Probabilistic fatigue evaluation of notched specimens considering small sample properties under multiaxial loading

Abstract

Probabilistic fatigue evaluation is the key to ensure the service integrity of large-sized mechanical equipment, but in practical engineering, the probabilistic fatigue models coupled with multiaxial stress conditions and small sample information characteristics are still insufficient. Accordingly, the virtual subsample augmentation method is effectively coupled with the improved Bootstrap method to propose a general probabilistic fatigue evaluation process. Specifically, the random sample regeneration method is first used to expand the small sample fatigue data, and then life distribution information under different stress levels is fused based on the backwards statistical inference method, the P-S-N curve is fitted with the integrated life dispersion information. Secondly, a new fatigue damage parameter based on the inhibition function is proposed to modify the P-S-N curve and predict fatigue life.
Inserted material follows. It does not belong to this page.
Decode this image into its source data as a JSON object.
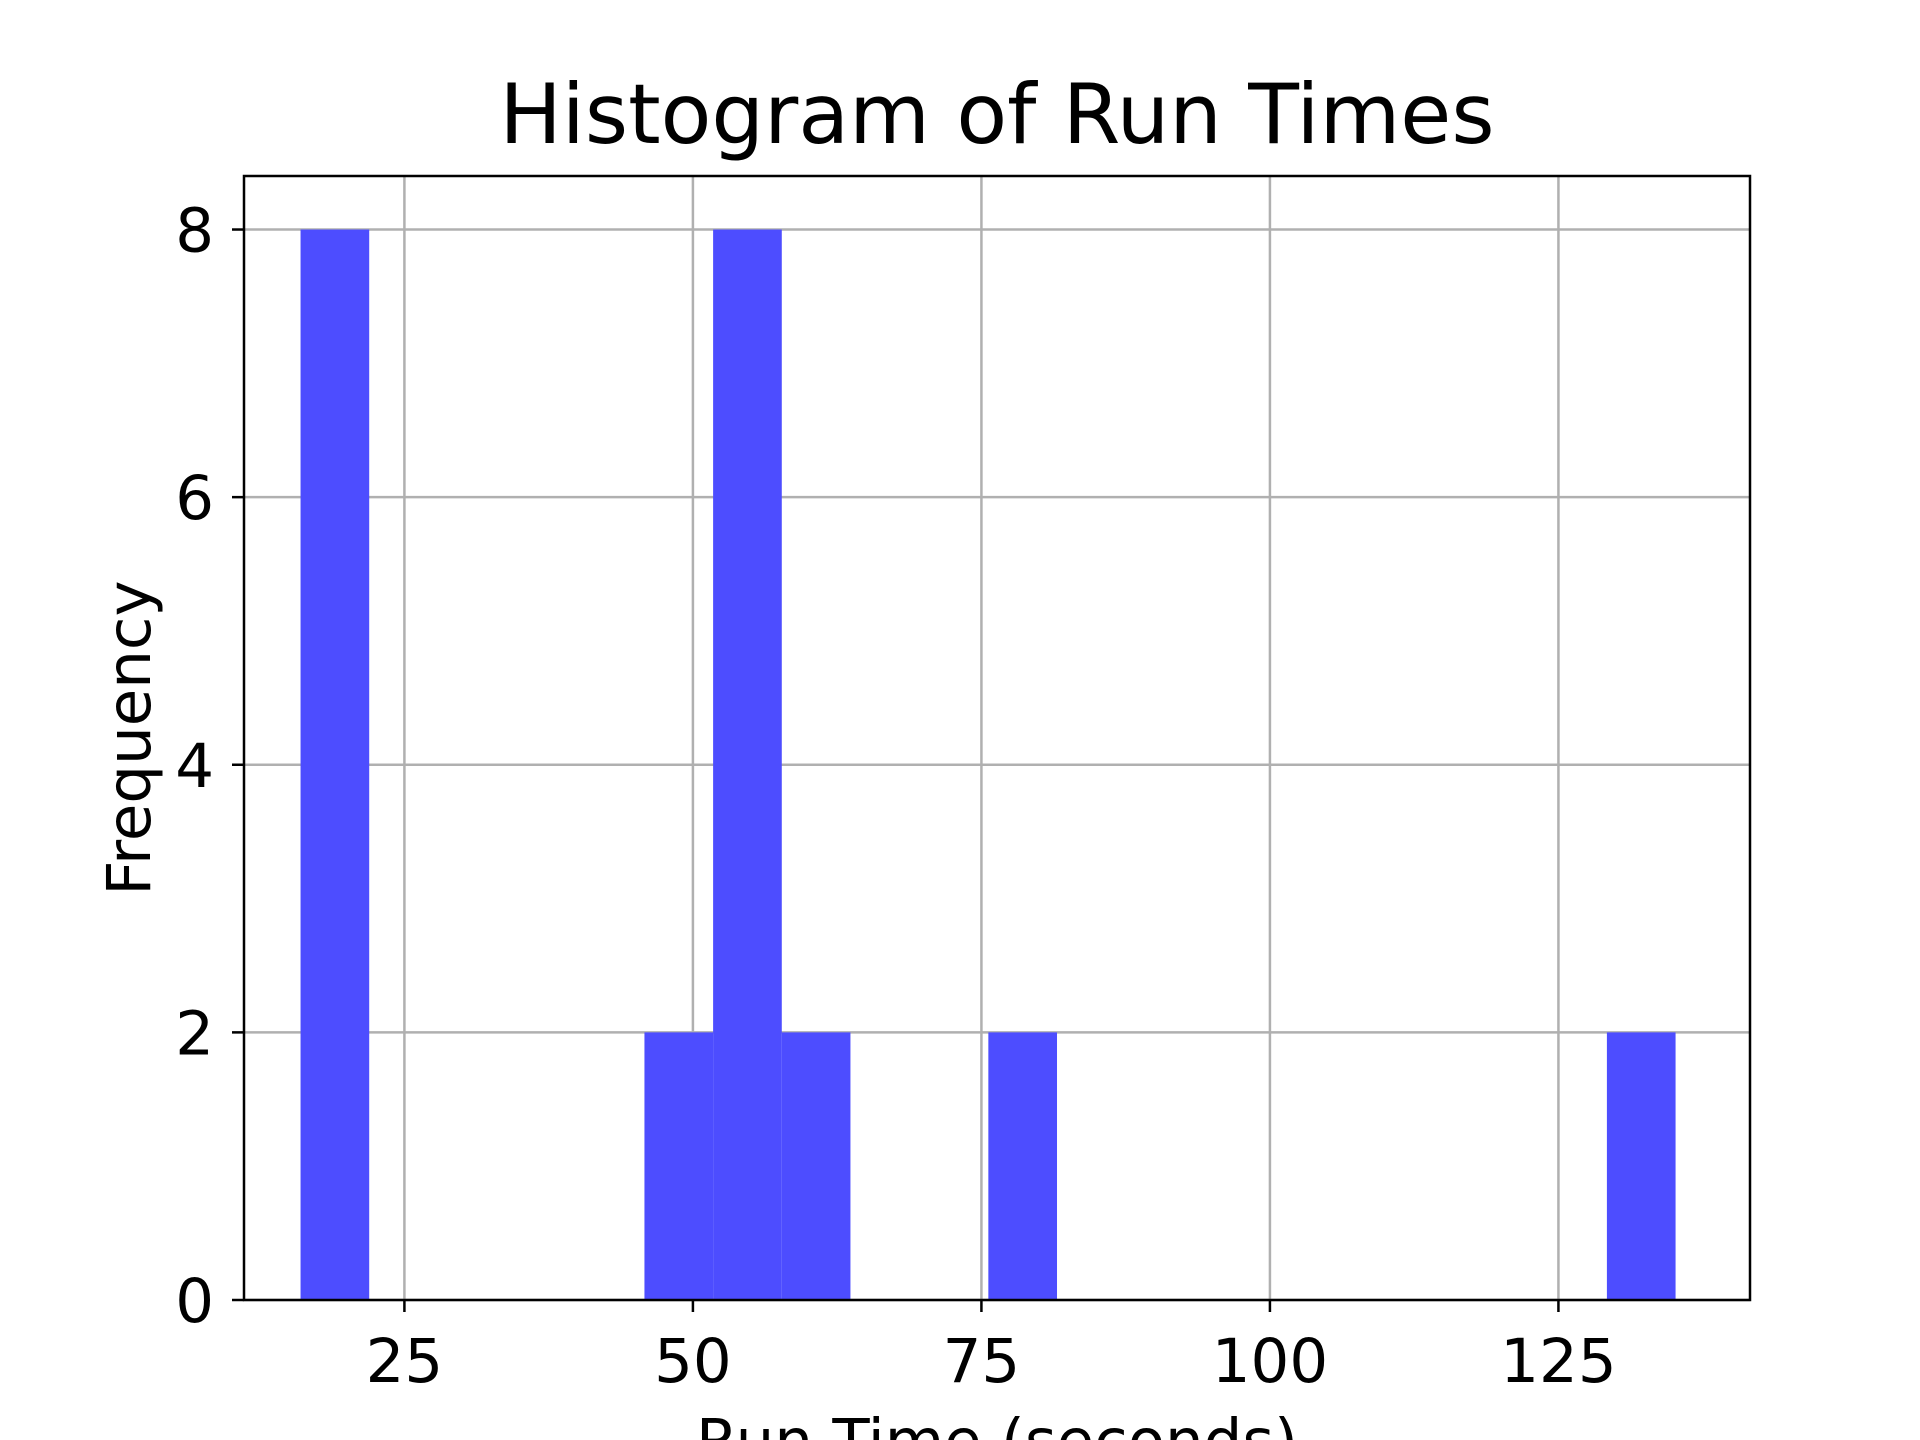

Meantime, the multiaxial fatigue test of Q355(D) alloy steel with different notch sizes is carried out, and the model is verified in conjunction with existing fatigue test data of TC4-DT alloy and TC4 alloy. The results show that the proposed model has a certain universality for notched specimens, the modified stress field intensity method can accurately characterize the impact of notch and size effects on fatigue damage of specimens.